College Football: Five Questions to College Football’s Initial Playoff Rankings

Can anyone challenge Alabama?

Through eight games Alabama has scored over sixty twice, fifty-four times and in the other two games, they scored forty-five and thirty-nine. This is the best offense in Alabama history and by the end of the season, we may be talking about one of the best offenses in the history of college football. Not to be overshadowed the Crimson Tide defense is only allowing sixteen points per game. This is a dominant team that looks invincible. Clemson with Trevor Lawrence now entrenched at the helm looks to be the only team in the country that can hang with Alabama offensively and has enough talent on defense to slow the powerful Crimson Tide attack, but Lawrence is still a true freshman and thus far no true freshman has won the National Championship.

How much chaos is looming?

This is a two-word answer: A lot. Georgia/Kentucky, Penn State/Michigan, Alabama/LSU will sort out the contenders from the pretenders and tilt the College Football Playoff rankings next week. The following week has Auburn/Georgia, Alabama/Miss State and Oklahoma State/Oklahoma left in addition to rivalry games and Conference Championship games.

Does Washington State have a shot?

Washington State comes into the rankings 7-1 and currently ranks eighth in the initial rankings (which is pretty solid) but does it matter? After Washington suffered their second loss of the season to Oregon the collective reasoning was that Pac-12 is out of the playoff; Washington State kept winning beating Utah, Oregon State, Oregon and Stanford the last four games shooting up the rankings from unranked to eighth. Three out of their next four are at home than a re-match with Utah in the Pac-12 Championship. Washington and Utah twice would be quality wins, but I do not foresee the committee putting the Cougars ahead of a one-loss Oklahoma, or a one-loss Michigan. Unless of course, something crazy happens like Clemson losing in the ACC Conference Championship game, SEC Conference Champion has two losses, and an upset in the Big 10 championship game.

Will Notre Dame be hurt by a lack of conference title?

Yes. The only way Notre Dame makes the playoff is going undefeated which given how the schedule is set up is a very real possibility. Northwestern is a tough out, Florida State at home should be an easy win, Syracuse in Yankee Stadium in the Shamrock Series favors Notre Dame, then USC at the Coliseum in the season finale. A slip up in any of those games will ultimately cost the Fighting Irish for two reasons: 1. Bad timed loss. Teams can overcome an early loss and still make it to the playoff (14 Ohio State and 15 Oklahoma); a loss late in the year will cost you. 2. Recently biases. In the week that Notre Dame is off Oklahoma could be winning the Big 12, Washington State could be winning the Pac-12, Michigan/Ohio State could be winning the Big-10 all of those wins could bump a one-loss Notre Dame.
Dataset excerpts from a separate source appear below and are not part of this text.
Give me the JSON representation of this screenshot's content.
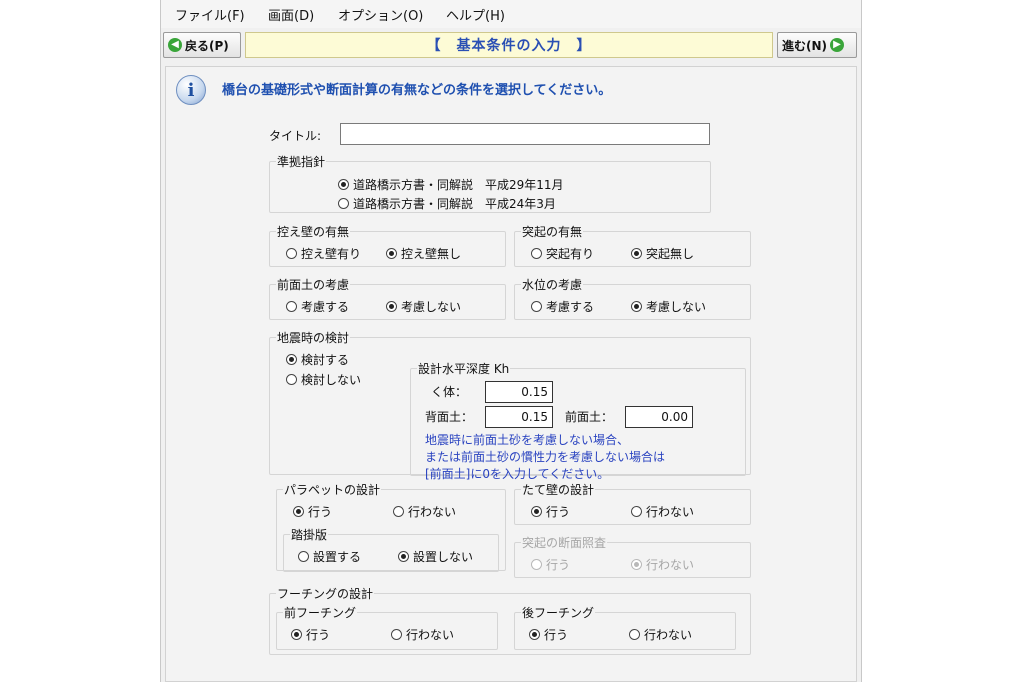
{
  "menu": [
    "ファイル(F)",
    "画面(D)",
    "オプション(O)",
    "ヘルプ(H)"
  ],
  "nav": {
    "back_label": "戻る(P)",
    "next_label": "進む(N)",
    "page_title": "【　基本条件の入力　】"
  },
  "info": {
    "icon": "info-icon",
    "text": "橋台の基礎形式や断面計算の有無などの条件を選択してください。"
  },
  "title_field": {
    "label": "タイトル:",
    "value": ""
  },
  "standard": {
    "legend": "準拠指針",
    "options": [
      "道路橋示方書・同解説　平成29年11月",
      "道路橋示方書・同解説　平成24年3月"
    ],
    "selected": 0
  },
  "retaining_wall": {
    "legend": "控え壁の有無",
    "options": [
      "控え壁有り",
      "控え壁無し"
    ],
    "selected": 1
  },
  "protrusion": {
    "legend": "突起の有無",
    "options": [
      "突起有り",
      "突起無し"
    ],
    "selected": 1
  },
  "front_soil": {
    "legend": "前面土の考慮",
    "options": [
      "考慮する",
      "考慮しない"
    ],
    "selected": 1
  },
  "water_level": {
    "legend": "水位の考慮",
    "options": [
      "考慮する",
      "考慮しない"
    ],
    "selected": 1
  },
  "seismic": {
    "legend": "地震時の検討",
    "options": [
      "検討する",
      "検討しない"
    ],
    "selected": 0,
    "kh": {
      "legend": "設計水平深度 Kh",
      "body_label": "く体：",
      "body_value": "0.15",
      "back_label": "背面土：",
      "back_value": "0.15",
      "front_label": "前面土：",
      "front_value": "0.00",
      "note": [
        "地震時に前面土砂を考慮しない場合、",
        "または前面土砂の慣性力を考慮しない場合は",
        "[前面土]に0を入力してください。"
      ]
    }
  },
  "parapet": {
    "legend": "パラペットの設計",
    "options": [
      "行う",
      "行わない"
    ],
    "selected": 0,
    "approach_slab": {
      "legend": "踏掛版",
      "options": [
        "設置する",
        "設置しない"
      ],
      "selected": 1
    }
  },
  "vertical_wall": {
    "legend": "たて壁の設計",
    "options": [
      "行う",
      "行わない"
    ],
    "selected": 0
  },
  "protrusion_section": {
    "legend": "突起の断面照査",
    "options": [
      "行う",
      "行わない"
    ],
    "selected": 1,
    "disabled": true
  },
  "footing": {
    "legend": "フーチングの設計",
    "front": {
      "legend": "前フーチング",
      "options": [
        "行う",
        "行わない"
      ],
      "selected": 0
    },
    "rear": {
      "legend": "後フーチング",
      "options": [
        "行う",
        "行わない"
      ],
      "selected": 0
    }
  }
}
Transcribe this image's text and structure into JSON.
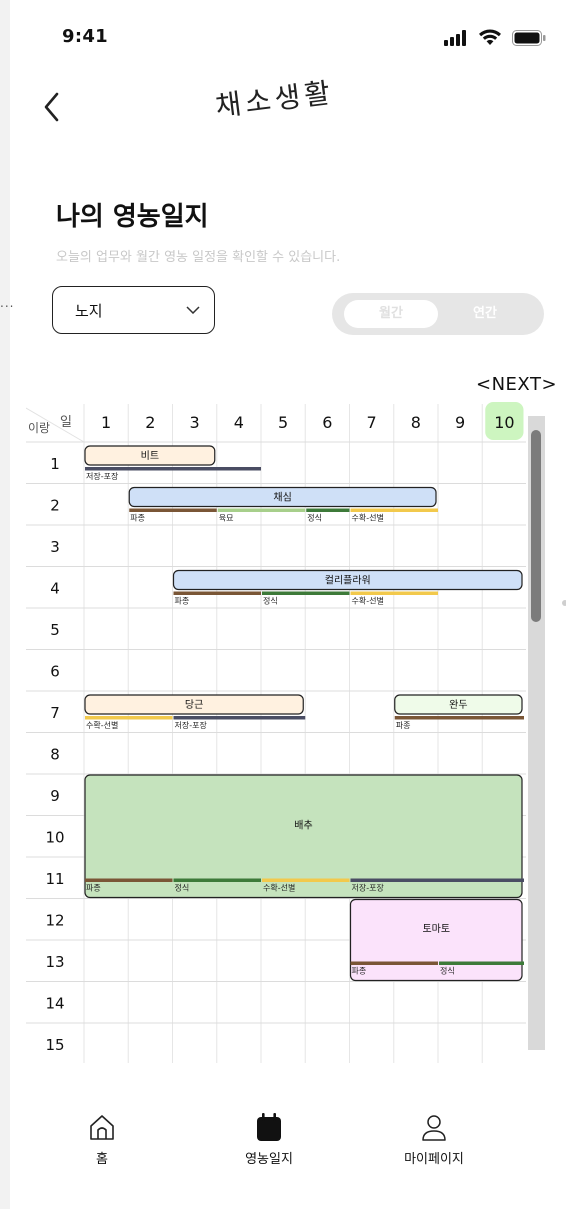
{
  "status": {
    "time": "9:41"
  },
  "header": {
    "brand": "채소생활"
  },
  "page": {
    "title": "나의 영농일지",
    "subtitle": "오늘의 업무와 월간 영농 일정을 확인할 수 있습니다.",
    "overflow_dots": "..."
  },
  "filter": {
    "selected": "노지"
  },
  "view_toggle": {
    "monthly": "월간",
    "yearly": "연간",
    "active": "monthly"
  },
  "calendar": {
    "next_label": "NEXT",
    "corner_day": "일",
    "corner_row": "이랑",
    "days": [
      "1",
      "2",
      "3",
      "4",
      "5",
      "6",
      "7",
      "8",
      "9",
      "10"
    ],
    "today": "10",
    "rows": [
      "1",
      "2",
      "3",
      "4",
      "5",
      "6",
      "7",
      "8",
      "9",
      "10",
      "11",
      "12",
      "13",
      "14",
      "15"
    ],
    "crops": [
      {
        "name": "비트",
        "row_start": 1,
        "row_end": 1,
        "day_start": 1,
        "day_end": 3,
        "fill": "#fff1e0",
        "stages": [
          {
            "label": "저장-포장",
            "day_start": 1,
            "day_end": 4,
            "color": "#4a4d63"
          }
        ]
      },
      {
        "name": "채심",
        "row_start": 2,
        "row_end": 2,
        "day_start": 2,
        "day_end": 8,
        "fill": "#cfe0f7",
        "stages": [
          {
            "label": "파종",
            "day_start": 2,
            "day_end": 3,
            "color": "#7a5636"
          },
          {
            "label": "육묘",
            "day_start": 4,
            "day_end": 5,
            "color": "#a7cf8b"
          },
          {
            "label": "정식",
            "day_start": 6,
            "day_end": 6,
            "color": "#3d7a39"
          },
          {
            "label": "수확-선별",
            "day_start": 7,
            "day_end": 8,
            "color": "#f2c94c"
          }
        ]
      },
      {
        "name": "컬리플라워",
        "row_start": 4,
        "row_end": 4,
        "day_start": 3,
        "day_end": 10,
        "fill": "#cfe0f7",
        "stages": [
          {
            "label": "파종",
            "day_start": 3,
            "day_end": 4,
            "color": "#7a5636"
          },
          {
            "label": "정식",
            "day_start": 5,
            "day_end": 6,
            "color": "#3d7a39"
          },
          {
            "label": "수확-선별",
            "day_start": 7,
            "day_end": 8,
            "color": "#f2c94c"
          }
        ]
      },
      {
        "name": "당근",
        "row_start": 7,
        "row_end": 7,
        "day_start": 1,
        "day_end": 5,
        "fill": "#fff1e0",
        "stages": [
          {
            "label": "수확-선별",
            "day_start": 1,
            "day_end": 2,
            "color": "#f2c94c"
          },
          {
            "label": "저장-포장",
            "day_start": 3,
            "day_end": 5,
            "color": "#4a4d63"
          }
        ]
      },
      {
        "name": "완두",
        "row_start": 7,
        "row_end": 7,
        "day_start": 8,
        "day_end": 10,
        "fill": "#effbe9",
        "stages": [
          {
            "label": "파종",
            "day_start": 8,
            "day_end": 10,
            "color": "#7a5636"
          }
        ]
      },
      {
        "name": "배추",
        "row_start": 9,
        "row_end": 11,
        "day_start": 1,
        "day_end": 10,
        "fill": "#c5e3bd",
        "stages": [
          {
            "label": "파종",
            "day_start": 1,
            "day_end": 2,
            "color": "#7a5636"
          },
          {
            "label": "정식",
            "day_start": 3,
            "day_end": 4,
            "color": "#3d7a39"
          },
          {
            "label": "수확-선별",
            "day_start": 5,
            "day_end": 6,
            "color": "#f2c94c"
          },
          {
            "label": "저장-포장",
            "day_start": 7,
            "day_end": 10,
            "color": "#4a4d63"
          }
        ]
      },
      {
        "name": "토마토",
        "row_start": 12,
        "row_end": 13,
        "day_start": 7,
        "day_end": 10,
        "fill": "#fbe3fb",
        "stages": [
          {
            "label": "파종",
            "day_start": 7,
            "day_end": 8,
            "color": "#7a5636"
          },
          {
            "label": "정식",
            "day_start": 9,
            "day_end": 10,
            "color": "#3d7a39"
          }
        ]
      }
    ]
  },
  "bottom_nav": {
    "home": "홈",
    "diary": "영농일지",
    "mypage": "마이페이지"
  }
}
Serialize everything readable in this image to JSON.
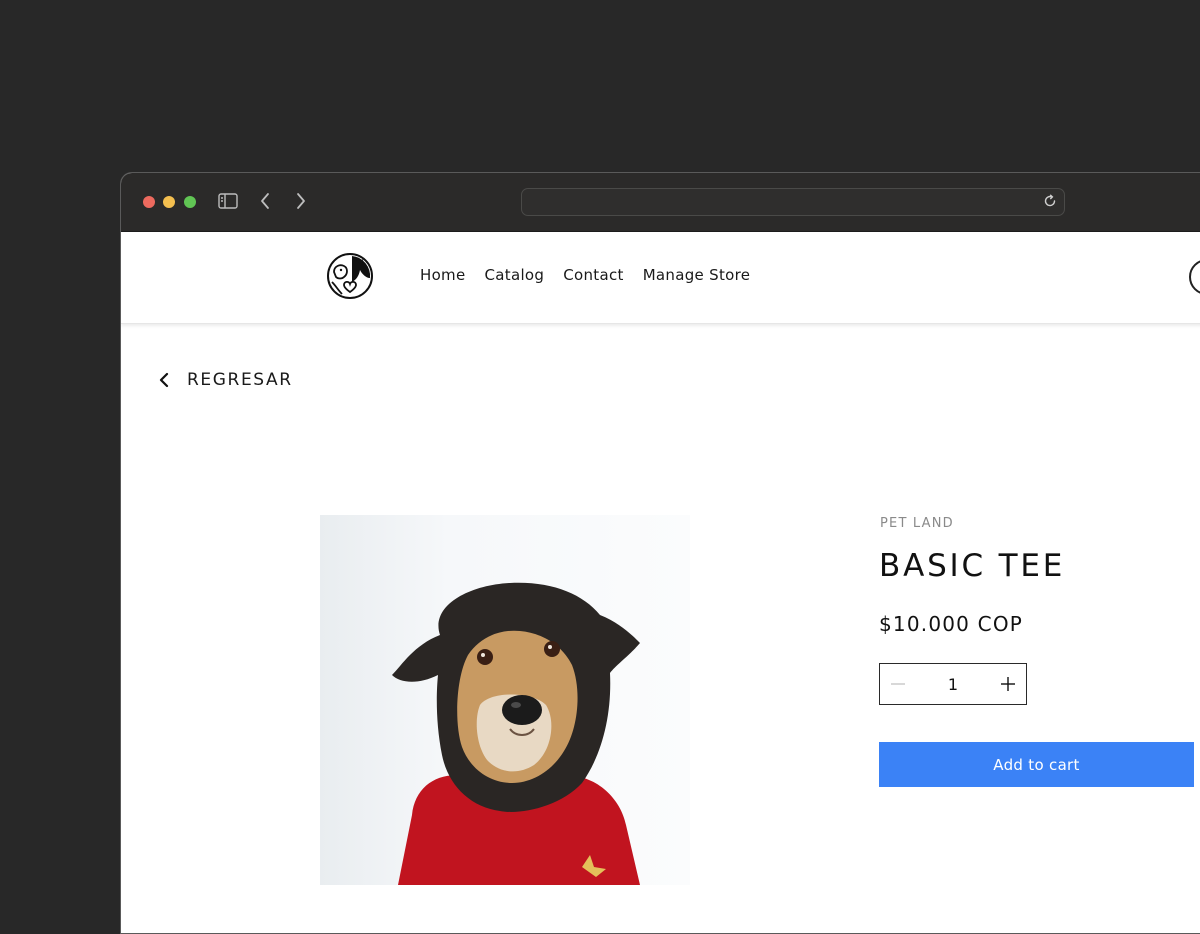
{
  "browser": {
    "address_value": "",
    "icons": [
      "sidebar-icon",
      "chevron-left-icon",
      "chevron-right-icon",
      "reload-icon"
    ],
    "traffic_lights": {
      "close": "#ed6a5e",
      "minimize": "#f4bf4f",
      "zoom": "#61c554"
    }
  },
  "header": {
    "nav": [
      {
        "label": "Home"
      },
      {
        "label": "Catalog"
      },
      {
        "label": "Contact"
      },
      {
        "label": "Manage Store"
      }
    ]
  },
  "back_link": {
    "label": "REGRESAR",
    "icon": "chevron-left-icon"
  },
  "product": {
    "image_subject": "dog-in-red-sweater",
    "vendor": "PET LAND",
    "title": "BASIC TEE",
    "price": "$10.000 COP",
    "quantity": "1",
    "add_to_cart_label": "Add to cart"
  },
  "colors": {
    "accent": "#3b82f6",
    "page_background": "#282828",
    "titlebar": "#2b2a29"
  }
}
Brian Kelly’s Notre Dame Fighting Irish

 

 

 

 

Should there be a Group of Five Playoff?

Yes. UCF has not lost in two years and is putting together one of the more remarkable runs in College Football by a Group of Five teams. The 2009-2011 Boise State teams are the closest to what UCF is currently doing. Even though UCF is one of four teams that are undefeated they have no shot at making the College Football Playoff. Instead of sending UCF to a New Year’s Day bowl College Football should be considering creating a four-team Group of Five Playoff to reward teams that go undefeated or have one loss against a Power Five team. Has it stands now the “playoff seeding” would be #1 UCF, #2 Fresno State, #3 Utah State and #4 Buffalo.